A more pro-active approach to the management of medicines shortages by MAHs and distributors may be supported by the availability of a EU-wide and uniform legislation governing financial sanctions to be applied if notification requirements and/or supply responsibilities are not met. Other suggestions include the adoption of common principles for the introduction of national restrictions on intra-EU trade, and the availability of greater flexibilities for emergency imports of specific products in case of market withdrawals and other critical shortages. As for procurement, the study indicates the opportunity to address public procurement tenders also considering the incorporation of requirements for more diversified, multiple tenderers and thereby supply sources.

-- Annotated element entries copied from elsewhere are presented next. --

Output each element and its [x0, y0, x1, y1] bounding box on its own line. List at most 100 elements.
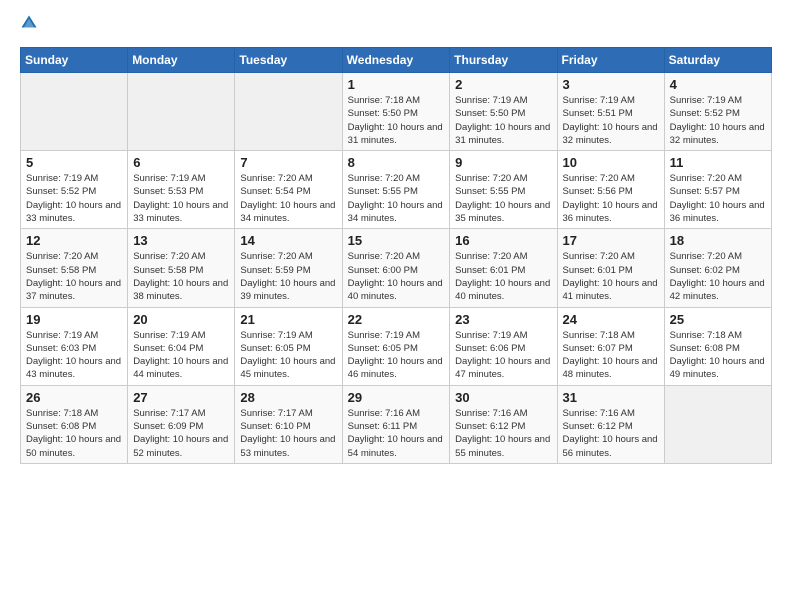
day-info: Sunrise: 7:16 AM Sunset: 6:12 PM Dayligh…	[455, 407, 551, 460]
calendar-cell: 29Sunrise: 7:16 AM Sunset: 6:11 PM Dayli…	[342, 385, 450, 463]
day-number: 11	[670, 155, 766, 170]
weekday-header-saturday: Saturday	[664, 48, 771, 73]
calendar-week-row: 12Sunrise: 7:20 AM Sunset: 5:58 PM Dayli…	[21, 229, 772, 307]
day-number: 13	[133, 233, 229, 248]
calendar-week-row: 5 Sunrise: 7:19 AM Sunset: 5:52 PM Daylig…	[21, 151, 772, 229]
day-number: 24	[563, 312, 659, 327]
day-number: 23	[455, 312, 551, 327]
day-number: 26	[26, 390, 122, 405]
day-info: Sunrise: 7:20 AM Sunset: 5:58 PM Dayligh…	[26, 250, 122, 303]
day-number: 2	[455, 77, 551, 92]
calendar-cell: 23 Sunrise: 7:19 AM Sunset: 6:06 PM Dayli…	[450, 307, 557, 385]
day-info: Sunrise: 7:19 AM Sunset: 6:06 PM Dayligh…	[455, 329, 551, 382]
day-info: Sunrise: 7:17 AM Sunset: 6:09 PM Dayligh…	[133, 407, 229, 460]
day-number: 5	[26, 155, 122, 170]
calendar-cell: 22 Sunrise: 7:19 AM Sunset: 6:05 PM Dayli…	[342, 307, 450, 385]
calendar-cell: 19 Sunrise: 7:19 AM Sunset: 6:03 PM Dayli…	[21, 307, 128, 385]
day-info: Sunrise: 7:20 AM Sunset: 6:02 PM Dayligh…	[670, 250, 766, 303]
day-info: Sunrise: 7:18 AM Sunset: 6:07 PM Dayligh…	[563, 329, 659, 382]
calendar-cell	[235, 73, 342, 151]
calendar-cell	[664, 385, 771, 463]
day-info: Sunrise: 7:19 AM Sunset: 5:52 PM Dayligh…	[670, 94, 766, 147]
day-number: 16	[455, 233, 551, 248]
day-number: 29	[348, 390, 445, 405]
day-info: Sunrise: 7:20 AM Sunset: 5:58 PM Dayligh…	[133, 250, 229, 303]
weekday-header-wednesday: Wednesday	[342, 48, 450, 73]
calendar-cell: 10Sunrise: 7:20 AM Sunset: 5:56 PM Dayli…	[557, 151, 664, 229]
day-info: Sunrise: 7:20 AM Sunset: 5:55 PM Dayligh…	[348, 172, 445, 225]
calendar-cell: 18Sunrise: 7:20 AM Sunset: 6:02 PM Dayli…	[664, 229, 771, 307]
day-info: Sunrise: 7:19 AM Sunset: 5:51 PM Dayligh…	[563, 94, 659, 147]
calendar-cell: 16 Sunrise: 7:20 AM Sunset: 6:01 PM Dayli…	[450, 229, 557, 307]
day-info: Sunrise: 7:18 AM Sunset: 6:08 PM Dayligh…	[26, 407, 122, 460]
calendar-cell: 13 Sunrise: 7:20 AM Sunset: 5:58 PM Dayli…	[128, 229, 235, 307]
calendar-cell: 28 Sunrise: 7:17 AM Sunset: 6:10 PM Dayli…	[235, 385, 342, 463]
day-info: Sunrise: 7:16 AM Sunset: 6:12 PM Dayligh…	[563, 407, 659, 460]
day-number: 28	[240, 390, 336, 405]
day-info: Sunrise: 7:19 AM Sunset: 5:50 PM Dayligh…	[455, 94, 551, 147]
calendar-cell: 31 Sunrise: 7:16 AM Sunset: 6:12 PM Dayli…	[557, 385, 664, 463]
day-number: 14	[240, 233, 336, 248]
day-number: 8	[348, 155, 445, 170]
day-info: Sunrise: 7:19 AM Sunset: 6:03 PM Dayligh…	[26, 329, 122, 382]
calendar-cell: 27 Sunrise: 7:17 AM Sunset: 6:09 PM Dayli…	[128, 385, 235, 463]
calendar-week-row: 26 Sunrise: 7:18 AM Sunset: 6:08 PM Dayli…	[21, 385, 772, 463]
calendar-week-row: 19 Sunrise: 7:19 AM Sunset: 6:03 PM Dayli…	[21, 307, 772, 385]
calendar-cell: 4 Sunrise: 7:19 AM Sunset: 5:52 PM Daylig…	[664, 73, 771, 151]
day-info: Sunrise: 7:17 AM Sunset: 6:10 PM Dayligh…	[240, 407, 336, 460]
day-info: Sunrise: 7:19 AM Sunset: 6:05 PM Dayligh…	[348, 329, 445, 382]
day-info: Sunrise: 7:18 AM Sunset: 5:50 PM Dayligh…	[348, 94, 445, 147]
logo-icon	[20, 14, 38, 32]
day-number: 15	[348, 233, 445, 248]
day-number: 9	[455, 155, 551, 170]
weekday-header-sunday: Sunday	[21, 48, 128, 73]
day-number: 31	[563, 390, 659, 405]
calendar-cell: 9 Sunrise: 7:20 AM Sunset: 5:55 PM Daylig…	[450, 151, 557, 229]
day-info: Sunrise: 7:19 AM Sunset: 5:52 PM Dayligh…	[26, 172, 122, 225]
weekday-header-thursday: Thursday	[450, 48, 557, 73]
calendar-cell: 21 Sunrise: 7:19 AM Sunset: 6:05 PM Dayli…	[235, 307, 342, 385]
day-number: 17	[563, 233, 659, 248]
day-number: 10	[563, 155, 659, 170]
calendar-cell: 8 Sunrise: 7:20 AM Sunset: 5:55 PM Daylig…	[342, 151, 450, 229]
calendar-cell: 15 Sunrise: 7:20 AM Sunset: 6:00 PM Dayli…	[342, 229, 450, 307]
header	[20, 16, 772, 37]
day-info: Sunrise: 7:18 AM Sunset: 6:08 PM Dayligh…	[670, 329, 766, 382]
calendar-cell: 12Sunrise: 7:20 AM Sunset: 5:58 PM Dayli…	[21, 229, 128, 307]
day-info: Sunrise: 7:19 AM Sunset: 5:53 PM Dayligh…	[133, 172, 229, 225]
calendar-cell: 7Sunrise: 7:20 AM Sunset: 5:54 PM Daylig…	[235, 151, 342, 229]
day-info: Sunrise: 7:20 AM Sunset: 6:00 PM Dayligh…	[348, 250, 445, 303]
weekday-header-monday: Monday	[128, 48, 235, 73]
page: SundayMondayTuesdayWednesdayThursdayFrid…	[0, 0, 792, 612]
logo	[20, 16, 40, 37]
day-number: 27	[133, 390, 229, 405]
day-info: Sunrise: 7:19 AM Sunset: 6:05 PM Dayligh…	[240, 329, 336, 382]
calendar-cell: 24 Sunrise: 7:18 AM Sunset: 6:07 PM Dayli…	[557, 307, 664, 385]
day-number: 7	[240, 155, 336, 170]
weekday-header-friday: Friday	[557, 48, 664, 73]
day-number: 19	[26, 312, 122, 327]
day-info: Sunrise: 7:20 AM Sunset: 6:01 PM Dayligh…	[563, 250, 659, 303]
weekday-header-row: SundayMondayTuesdayWednesdayThursdayFrid…	[21, 48, 772, 73]
calendar-cell	[21, 73, 128, 151]
day-number: 30	[455, 390, 551, 405]
calendar-cell: 6 Sunrise: 7:19 AM Sunset: 5:53 PM Daylig…	[128, 151, 235, 229]
calendar-cell: 14Sunrise: 7:20 AM Sunset: 5:59 PM Dayli…	[235, 229, 342, 307]
day-info: Sunrise: 7:20 AM Sunset: 5:55 PM Dayligh…	[455, 172, 551, 225]
calendar-week-row: 1Sunrise: 7:18 AM Sunset: 5:50 PM Daylig…	[21, 73, 772, 151]
day-number: 22	[348, 312, 445, 327]
day-number: 6	[133, 155, 229, 170]
calendar-cell: 1Sunrise: 7:18 AM Sunset: 5:50 PM Daylig…	[342, 73, 450, 151]
day-number: 20	[133, 312, 229, 327]
day-info: Sunrise: 7:20 AM Sunset: 6:01 PM Dayligh…	[455, 250, 551, 303]
calendar-cell: 20Sunrise: 7:19 AM Sunset: 6:04 PM Dayli…	[128, 307, 235, 385]
calendar-cell: 17 Sunrise: 7:20 AM Sunset: 6:01 PM Dayli…	[557, 229, 664, 307]
day-number: 21	[240, 312, 336, 327]
day-number: 25	[670, 312, 766, 327]
calendar-cell: 30 Sunrise: 7:16 AM Sunset: 6:12 PM Dayli…	[450, 385, 557, 463]
calendar-table: SundayMondayTuesdayWednesdayThursdayFrid…	[20, 47, 772, 464]
day-number: 4	[670, 77, 766, 92]
calendar-cell: 11Sunrise: 7:20 AM Sunset: 5:57 PM Dayli…	[664, 151, 771, 229]
calendar-cell: 25 Sunrise: 7:18 AM Sunset: 6:08 PM Dayli…	[664, 307, 771, 385]
calendar-cell	[128, 73, 235, 151]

From a regulatory perspective, the document highlights the opportunity to reduce costs and simplify administrative procedures for the submission of post-approval changes. The availability of an accelerated mutual recognition procedure (MRP) within the EU is also suggested, together with a more efficient use of the Repeat Use Procedure. Improved flexibility should be a target also with respect to the EU-wide regulation governing medicines packaging and labelling, so to allow for the use of digital leaflets and multi-country/multi-language packaging and labelling.